Ilustración de Saul Steinberg publicada en American Federation of Arts, 1954 

«Los paneles solares…, bla, bla, bla… Los paneles solares…, ble, bli, blo». No fui atento con su charla dominante, casi a gritos. Dejé de tomar atención cuando le pregunté si cambiaría del giro de los viajes exclusivos a la venta de esas cucarachas. «¡No! Pero es importante que sepan que…», me volvió a perder. Camino de vuelta a casa, en el auto preguntó mi pareja qué pensaba de los bichos estos que habían concentrado la mesa y fui sincero: «ni idea, cariño, tenía la cabeza metida en otra cosa», y concluimos en que ella se encargaría. Compró la idea y yo seguí buscando en los archivos mentales un papel con el que no podía dar. Tenía en la cabeza Electricidad de Ray Robinson (Sexto piso, 2008), porque en mucho se asemejó a la situación: relatos de hombres puestos en femenino, el uso de onomatopeyas sin consideración, anécdotas de enfermedades, dolores, acuso de violencias y despertares. Sin embargo, buscaba algo más.

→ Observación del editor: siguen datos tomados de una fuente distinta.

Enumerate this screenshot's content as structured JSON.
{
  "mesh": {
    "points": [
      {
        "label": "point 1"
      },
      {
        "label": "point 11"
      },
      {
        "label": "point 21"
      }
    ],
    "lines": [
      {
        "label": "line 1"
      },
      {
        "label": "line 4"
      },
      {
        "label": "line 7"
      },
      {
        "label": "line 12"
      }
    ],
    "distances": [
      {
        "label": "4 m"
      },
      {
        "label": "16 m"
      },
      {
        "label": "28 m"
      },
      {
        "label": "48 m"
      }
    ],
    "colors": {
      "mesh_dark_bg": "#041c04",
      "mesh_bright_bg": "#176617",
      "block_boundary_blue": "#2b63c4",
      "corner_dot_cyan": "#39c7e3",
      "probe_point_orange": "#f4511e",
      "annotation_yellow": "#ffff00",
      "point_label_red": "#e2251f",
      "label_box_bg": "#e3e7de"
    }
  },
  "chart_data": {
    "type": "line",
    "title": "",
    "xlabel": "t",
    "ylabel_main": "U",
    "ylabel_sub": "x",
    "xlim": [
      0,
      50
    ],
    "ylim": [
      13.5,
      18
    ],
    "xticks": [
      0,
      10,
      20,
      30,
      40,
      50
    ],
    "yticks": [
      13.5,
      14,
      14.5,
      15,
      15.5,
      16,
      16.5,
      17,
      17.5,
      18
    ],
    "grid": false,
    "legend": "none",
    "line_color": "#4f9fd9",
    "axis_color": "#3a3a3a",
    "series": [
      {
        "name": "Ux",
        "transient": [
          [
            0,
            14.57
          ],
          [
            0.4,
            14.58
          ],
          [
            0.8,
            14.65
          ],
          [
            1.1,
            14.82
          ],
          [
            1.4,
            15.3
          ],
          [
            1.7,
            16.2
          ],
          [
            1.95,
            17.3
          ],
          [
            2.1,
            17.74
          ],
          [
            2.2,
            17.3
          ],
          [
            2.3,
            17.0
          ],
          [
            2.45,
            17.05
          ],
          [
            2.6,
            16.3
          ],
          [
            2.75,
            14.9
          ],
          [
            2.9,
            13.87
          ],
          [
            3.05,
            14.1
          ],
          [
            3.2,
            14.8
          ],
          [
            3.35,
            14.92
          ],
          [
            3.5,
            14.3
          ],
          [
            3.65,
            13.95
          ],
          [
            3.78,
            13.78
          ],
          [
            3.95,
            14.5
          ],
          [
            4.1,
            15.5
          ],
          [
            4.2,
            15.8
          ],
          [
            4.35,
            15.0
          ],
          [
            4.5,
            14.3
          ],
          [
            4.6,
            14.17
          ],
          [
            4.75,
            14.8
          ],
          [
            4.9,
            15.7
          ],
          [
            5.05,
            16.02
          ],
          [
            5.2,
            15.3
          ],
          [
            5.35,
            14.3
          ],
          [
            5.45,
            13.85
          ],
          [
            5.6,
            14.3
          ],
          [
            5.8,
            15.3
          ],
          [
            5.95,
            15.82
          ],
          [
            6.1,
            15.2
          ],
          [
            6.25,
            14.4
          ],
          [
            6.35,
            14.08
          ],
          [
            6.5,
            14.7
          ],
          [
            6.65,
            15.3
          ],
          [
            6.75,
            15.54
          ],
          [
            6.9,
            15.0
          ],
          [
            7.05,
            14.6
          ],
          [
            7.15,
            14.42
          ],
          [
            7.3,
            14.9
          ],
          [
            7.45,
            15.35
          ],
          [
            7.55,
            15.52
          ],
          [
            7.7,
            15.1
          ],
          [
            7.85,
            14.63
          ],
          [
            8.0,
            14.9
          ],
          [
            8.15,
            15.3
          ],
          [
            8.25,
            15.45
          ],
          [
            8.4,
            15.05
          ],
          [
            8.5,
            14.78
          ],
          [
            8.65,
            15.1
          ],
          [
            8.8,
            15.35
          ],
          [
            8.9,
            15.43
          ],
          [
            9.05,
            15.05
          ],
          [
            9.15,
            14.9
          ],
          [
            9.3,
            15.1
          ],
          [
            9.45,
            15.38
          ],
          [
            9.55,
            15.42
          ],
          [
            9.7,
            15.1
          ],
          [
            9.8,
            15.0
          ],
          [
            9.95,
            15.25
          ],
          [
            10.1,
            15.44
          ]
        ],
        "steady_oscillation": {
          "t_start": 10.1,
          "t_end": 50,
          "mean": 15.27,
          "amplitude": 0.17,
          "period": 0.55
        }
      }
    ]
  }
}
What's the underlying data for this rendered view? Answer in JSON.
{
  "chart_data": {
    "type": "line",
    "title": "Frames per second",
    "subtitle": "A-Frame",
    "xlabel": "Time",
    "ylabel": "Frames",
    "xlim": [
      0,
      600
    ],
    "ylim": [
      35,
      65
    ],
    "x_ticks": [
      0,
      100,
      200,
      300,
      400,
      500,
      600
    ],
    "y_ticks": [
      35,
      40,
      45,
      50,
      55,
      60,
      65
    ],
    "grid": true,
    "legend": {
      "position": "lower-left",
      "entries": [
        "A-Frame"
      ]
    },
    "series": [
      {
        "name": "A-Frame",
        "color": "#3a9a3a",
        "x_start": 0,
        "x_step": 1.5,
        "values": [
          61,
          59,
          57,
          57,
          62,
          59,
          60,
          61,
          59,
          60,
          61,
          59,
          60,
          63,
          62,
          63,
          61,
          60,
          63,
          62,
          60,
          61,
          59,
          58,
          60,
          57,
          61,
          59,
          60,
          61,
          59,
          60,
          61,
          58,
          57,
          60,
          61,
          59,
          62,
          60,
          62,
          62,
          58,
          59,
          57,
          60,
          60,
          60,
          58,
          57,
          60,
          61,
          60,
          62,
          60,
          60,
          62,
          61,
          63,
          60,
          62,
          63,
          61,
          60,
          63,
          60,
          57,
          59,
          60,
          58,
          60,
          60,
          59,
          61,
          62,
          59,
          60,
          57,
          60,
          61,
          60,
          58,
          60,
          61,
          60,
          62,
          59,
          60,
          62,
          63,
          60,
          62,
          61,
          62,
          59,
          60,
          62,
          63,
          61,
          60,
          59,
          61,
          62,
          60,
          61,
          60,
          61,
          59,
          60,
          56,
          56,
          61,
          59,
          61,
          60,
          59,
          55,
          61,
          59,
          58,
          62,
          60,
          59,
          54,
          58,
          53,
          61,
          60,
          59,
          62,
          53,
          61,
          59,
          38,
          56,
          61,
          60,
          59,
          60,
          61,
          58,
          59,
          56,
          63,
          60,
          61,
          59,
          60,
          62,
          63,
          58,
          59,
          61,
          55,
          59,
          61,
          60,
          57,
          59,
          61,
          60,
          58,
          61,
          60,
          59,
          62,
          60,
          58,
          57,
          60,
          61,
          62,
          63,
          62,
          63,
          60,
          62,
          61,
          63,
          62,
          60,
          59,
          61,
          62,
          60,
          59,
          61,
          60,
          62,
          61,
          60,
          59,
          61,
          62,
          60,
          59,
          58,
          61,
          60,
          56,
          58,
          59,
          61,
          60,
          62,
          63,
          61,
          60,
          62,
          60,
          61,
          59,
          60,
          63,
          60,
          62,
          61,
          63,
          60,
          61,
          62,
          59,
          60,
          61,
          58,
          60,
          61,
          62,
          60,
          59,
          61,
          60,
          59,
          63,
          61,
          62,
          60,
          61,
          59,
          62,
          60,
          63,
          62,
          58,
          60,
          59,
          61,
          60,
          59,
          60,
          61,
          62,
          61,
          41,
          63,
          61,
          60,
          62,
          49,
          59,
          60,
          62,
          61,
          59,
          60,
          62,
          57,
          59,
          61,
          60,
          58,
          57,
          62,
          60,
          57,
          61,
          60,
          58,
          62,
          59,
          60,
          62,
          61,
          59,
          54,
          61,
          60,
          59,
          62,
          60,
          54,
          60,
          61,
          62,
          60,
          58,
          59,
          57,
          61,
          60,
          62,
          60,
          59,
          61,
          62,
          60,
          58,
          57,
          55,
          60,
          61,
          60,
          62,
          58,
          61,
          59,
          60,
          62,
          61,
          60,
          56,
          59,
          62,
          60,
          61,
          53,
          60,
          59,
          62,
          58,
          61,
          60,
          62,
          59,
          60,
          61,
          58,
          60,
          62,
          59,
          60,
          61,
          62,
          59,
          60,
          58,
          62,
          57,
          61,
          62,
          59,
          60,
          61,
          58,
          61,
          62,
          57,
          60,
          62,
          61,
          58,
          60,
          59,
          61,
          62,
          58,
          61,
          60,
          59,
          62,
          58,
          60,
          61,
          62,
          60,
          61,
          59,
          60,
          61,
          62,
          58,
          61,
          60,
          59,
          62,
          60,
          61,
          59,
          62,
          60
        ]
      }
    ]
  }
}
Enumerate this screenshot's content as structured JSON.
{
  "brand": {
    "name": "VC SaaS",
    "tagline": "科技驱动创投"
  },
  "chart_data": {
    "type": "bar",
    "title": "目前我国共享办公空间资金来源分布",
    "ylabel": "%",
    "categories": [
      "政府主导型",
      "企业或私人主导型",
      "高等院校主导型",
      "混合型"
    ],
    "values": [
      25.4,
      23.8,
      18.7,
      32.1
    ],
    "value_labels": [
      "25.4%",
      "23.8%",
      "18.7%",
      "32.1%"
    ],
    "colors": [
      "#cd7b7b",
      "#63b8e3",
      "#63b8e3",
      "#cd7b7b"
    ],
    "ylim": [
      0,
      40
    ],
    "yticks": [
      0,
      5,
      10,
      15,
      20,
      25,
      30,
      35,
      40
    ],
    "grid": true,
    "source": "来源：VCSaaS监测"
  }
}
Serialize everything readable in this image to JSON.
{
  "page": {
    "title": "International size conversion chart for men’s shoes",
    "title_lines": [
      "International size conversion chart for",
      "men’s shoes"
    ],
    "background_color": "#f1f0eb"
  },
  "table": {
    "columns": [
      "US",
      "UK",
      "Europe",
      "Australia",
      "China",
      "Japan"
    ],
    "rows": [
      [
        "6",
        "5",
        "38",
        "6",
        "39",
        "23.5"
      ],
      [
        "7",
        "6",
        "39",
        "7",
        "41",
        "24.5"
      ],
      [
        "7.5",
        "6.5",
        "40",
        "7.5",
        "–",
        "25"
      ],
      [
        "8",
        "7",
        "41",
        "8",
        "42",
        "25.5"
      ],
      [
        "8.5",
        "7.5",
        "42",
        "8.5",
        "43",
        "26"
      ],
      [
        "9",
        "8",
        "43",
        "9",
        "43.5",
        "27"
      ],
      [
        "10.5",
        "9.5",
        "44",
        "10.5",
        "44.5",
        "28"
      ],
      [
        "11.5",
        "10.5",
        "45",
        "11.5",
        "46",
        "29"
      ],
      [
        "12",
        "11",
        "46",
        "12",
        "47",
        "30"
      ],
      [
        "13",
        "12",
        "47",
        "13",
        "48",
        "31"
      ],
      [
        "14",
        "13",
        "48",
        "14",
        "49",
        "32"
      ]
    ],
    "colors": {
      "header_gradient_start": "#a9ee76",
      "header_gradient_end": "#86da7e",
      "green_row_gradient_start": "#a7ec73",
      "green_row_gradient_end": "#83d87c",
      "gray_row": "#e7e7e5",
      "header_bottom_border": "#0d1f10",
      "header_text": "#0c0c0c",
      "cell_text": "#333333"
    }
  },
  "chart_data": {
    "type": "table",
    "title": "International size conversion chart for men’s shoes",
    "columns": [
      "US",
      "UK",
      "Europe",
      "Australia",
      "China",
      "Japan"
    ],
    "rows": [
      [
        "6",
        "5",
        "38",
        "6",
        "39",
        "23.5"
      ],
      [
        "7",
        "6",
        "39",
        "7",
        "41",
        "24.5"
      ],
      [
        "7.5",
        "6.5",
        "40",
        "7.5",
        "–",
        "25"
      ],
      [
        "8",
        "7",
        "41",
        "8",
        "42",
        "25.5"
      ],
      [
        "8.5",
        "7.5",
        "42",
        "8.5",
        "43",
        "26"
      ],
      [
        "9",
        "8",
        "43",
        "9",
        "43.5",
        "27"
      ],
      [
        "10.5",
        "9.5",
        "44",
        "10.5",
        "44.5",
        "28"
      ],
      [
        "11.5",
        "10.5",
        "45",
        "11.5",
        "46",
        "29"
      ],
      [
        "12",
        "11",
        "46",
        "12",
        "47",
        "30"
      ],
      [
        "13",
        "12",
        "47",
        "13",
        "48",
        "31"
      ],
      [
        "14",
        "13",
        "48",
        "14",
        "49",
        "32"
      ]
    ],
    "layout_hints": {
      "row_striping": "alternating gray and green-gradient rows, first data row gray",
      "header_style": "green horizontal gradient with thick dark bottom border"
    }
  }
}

Para alivio de mis trastornos conecté con la neurona adecuada dos días después, a media clase. Me detuve, apunté en la agenda y volví a las labores. Escribí: «Baby H.P.», Confabulario (Planeta, 1999). En el cubículo recuperé la lectura para entender porqué me había obsesionado con el recuerdo. En el cuento, Juan José Arreola narra la existencia de un aparatejo que se inserta en el cuerpo de los niños para crear electricidad. Este invento se ciñe al sistema óseo, tal parece de manera natural, sin molestias ni rechazo, para almacenar con el movimiento energía que después puede ser utilizada en la licuadora, la secadora o lo que se ofrezca. Era eso. Era que la obsesión por la energía y sobre todo por el ahorro y consumo de electricidad que había leído en un relato extraviado en la memoria. Pensé, luego, si la luz es preocupación sólo de adultos y si existía relación con lo místico, religioso y paradójico; solté el tema, porque no estoy para desgastar energía en laberintos y sinsentidos.